Test-suite layout#

Where each kind of test lives, what it asserts, and the conventions that keep the suite scaling. Companion to Verification-manual spec (which covers VM-corpus tests specifically); this page covers the broader test landscape.

The four test categories #

Every test in tests/ falls into exactly one of four categories. Choosing the right category is the most important authoring decision; it determines run cadence, fixture conventions, and what the test is allowed to assume.

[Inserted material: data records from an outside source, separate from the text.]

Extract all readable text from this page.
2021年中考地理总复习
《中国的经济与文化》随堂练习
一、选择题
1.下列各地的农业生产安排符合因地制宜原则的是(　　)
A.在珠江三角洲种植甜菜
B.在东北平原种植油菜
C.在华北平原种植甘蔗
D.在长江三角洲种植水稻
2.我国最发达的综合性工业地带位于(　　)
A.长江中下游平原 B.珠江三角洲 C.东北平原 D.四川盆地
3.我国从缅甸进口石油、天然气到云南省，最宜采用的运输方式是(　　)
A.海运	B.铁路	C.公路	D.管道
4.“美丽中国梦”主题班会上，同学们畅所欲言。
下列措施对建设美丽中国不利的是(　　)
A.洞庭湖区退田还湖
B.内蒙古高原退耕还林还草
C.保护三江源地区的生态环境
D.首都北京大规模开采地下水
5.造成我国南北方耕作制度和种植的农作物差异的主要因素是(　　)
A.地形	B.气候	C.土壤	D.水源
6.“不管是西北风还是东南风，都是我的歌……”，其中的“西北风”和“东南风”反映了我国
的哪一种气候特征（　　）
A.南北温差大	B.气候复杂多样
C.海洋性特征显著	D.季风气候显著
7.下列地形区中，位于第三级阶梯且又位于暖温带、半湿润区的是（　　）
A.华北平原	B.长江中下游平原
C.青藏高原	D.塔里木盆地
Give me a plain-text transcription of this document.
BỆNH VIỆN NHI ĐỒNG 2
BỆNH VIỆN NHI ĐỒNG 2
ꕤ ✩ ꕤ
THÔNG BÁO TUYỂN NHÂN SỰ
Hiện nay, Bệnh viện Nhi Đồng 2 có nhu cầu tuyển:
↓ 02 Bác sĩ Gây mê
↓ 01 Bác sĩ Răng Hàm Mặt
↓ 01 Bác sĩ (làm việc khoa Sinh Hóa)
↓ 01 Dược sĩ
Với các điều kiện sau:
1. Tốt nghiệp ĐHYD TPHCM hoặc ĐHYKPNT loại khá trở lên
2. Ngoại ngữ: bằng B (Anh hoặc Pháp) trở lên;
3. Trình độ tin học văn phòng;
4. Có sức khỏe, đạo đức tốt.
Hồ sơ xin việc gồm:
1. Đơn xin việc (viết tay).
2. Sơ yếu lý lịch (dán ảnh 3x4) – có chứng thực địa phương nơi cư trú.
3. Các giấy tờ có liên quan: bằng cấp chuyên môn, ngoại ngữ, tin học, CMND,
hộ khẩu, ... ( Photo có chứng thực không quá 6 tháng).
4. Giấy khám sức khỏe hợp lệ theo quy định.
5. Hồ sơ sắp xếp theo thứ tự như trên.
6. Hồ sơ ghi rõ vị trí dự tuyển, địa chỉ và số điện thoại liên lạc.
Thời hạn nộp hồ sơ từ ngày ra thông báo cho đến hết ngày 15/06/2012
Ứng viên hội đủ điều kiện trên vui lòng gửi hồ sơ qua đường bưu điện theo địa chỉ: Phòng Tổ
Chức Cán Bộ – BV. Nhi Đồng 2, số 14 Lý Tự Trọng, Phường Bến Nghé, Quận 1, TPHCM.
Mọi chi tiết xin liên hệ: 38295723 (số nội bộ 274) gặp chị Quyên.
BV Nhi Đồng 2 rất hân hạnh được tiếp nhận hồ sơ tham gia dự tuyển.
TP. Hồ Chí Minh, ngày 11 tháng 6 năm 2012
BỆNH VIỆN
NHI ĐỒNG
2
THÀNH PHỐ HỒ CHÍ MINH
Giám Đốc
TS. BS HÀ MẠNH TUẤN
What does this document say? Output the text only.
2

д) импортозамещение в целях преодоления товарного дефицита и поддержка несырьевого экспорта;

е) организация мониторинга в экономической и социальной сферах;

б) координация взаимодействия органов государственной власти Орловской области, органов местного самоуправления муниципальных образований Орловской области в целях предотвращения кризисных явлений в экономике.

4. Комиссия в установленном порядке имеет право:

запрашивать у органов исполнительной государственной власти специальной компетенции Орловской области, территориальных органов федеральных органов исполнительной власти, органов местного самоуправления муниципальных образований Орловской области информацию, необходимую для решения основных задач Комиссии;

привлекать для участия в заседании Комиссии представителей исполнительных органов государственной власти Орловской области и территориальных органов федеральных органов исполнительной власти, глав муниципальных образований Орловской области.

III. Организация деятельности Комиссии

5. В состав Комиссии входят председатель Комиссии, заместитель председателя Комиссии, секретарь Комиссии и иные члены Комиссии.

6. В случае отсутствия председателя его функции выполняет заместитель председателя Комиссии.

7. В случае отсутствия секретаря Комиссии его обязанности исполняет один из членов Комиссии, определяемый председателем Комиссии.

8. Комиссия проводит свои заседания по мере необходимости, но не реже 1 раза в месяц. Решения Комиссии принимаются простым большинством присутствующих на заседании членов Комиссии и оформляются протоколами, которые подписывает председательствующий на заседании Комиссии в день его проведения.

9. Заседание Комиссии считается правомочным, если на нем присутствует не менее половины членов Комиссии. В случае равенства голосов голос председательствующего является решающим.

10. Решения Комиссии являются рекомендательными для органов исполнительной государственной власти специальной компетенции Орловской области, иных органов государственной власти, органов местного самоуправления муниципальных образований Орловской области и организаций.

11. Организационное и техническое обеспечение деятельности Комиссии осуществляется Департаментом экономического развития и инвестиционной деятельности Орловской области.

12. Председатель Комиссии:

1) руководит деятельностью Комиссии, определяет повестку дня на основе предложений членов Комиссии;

Category	Path	Default `pytest`	What it asserts
Unit	`tests/` (top level + most subdirs)	runs by default	One function / one method / one tightly-scoped behaviour. Constructs the smallest possible model in Python; no fixture files. Fast (< 1 s typical).
Element kernel	`tests/elements/<element>/`	runs by default	One element kernel against an analytical or per-element sanity check. May build a 1-element or N-element model in Python.
Interop / reader	`tests/interop/<vendor>/`	runs by default	One reader function against a fixture deck under `tests/interop/<vendor>/fixtures/`. Asserts model structure (cells, materials, real constants), not solve results.
Cross-solver / verification harness	`tests/cross_solver/`	runs by default	One published benchmark; reads a fixture pair through the reader, solves, asserts published reference within tolerance. Driven by the registry in `_verification_registry.py`.
Validation / convergence study	`tests/validation/`	excluded by default	Multi-refinement convergence study against a textbook closed form. Slow (minutes); runs in main-branch CI only.

The four categories don’t overlap. A test that ingests a fixture and asserts a closed form belongs in tests/cross_solver/ (via the registry), not in tests/interop/ and tests/validation/.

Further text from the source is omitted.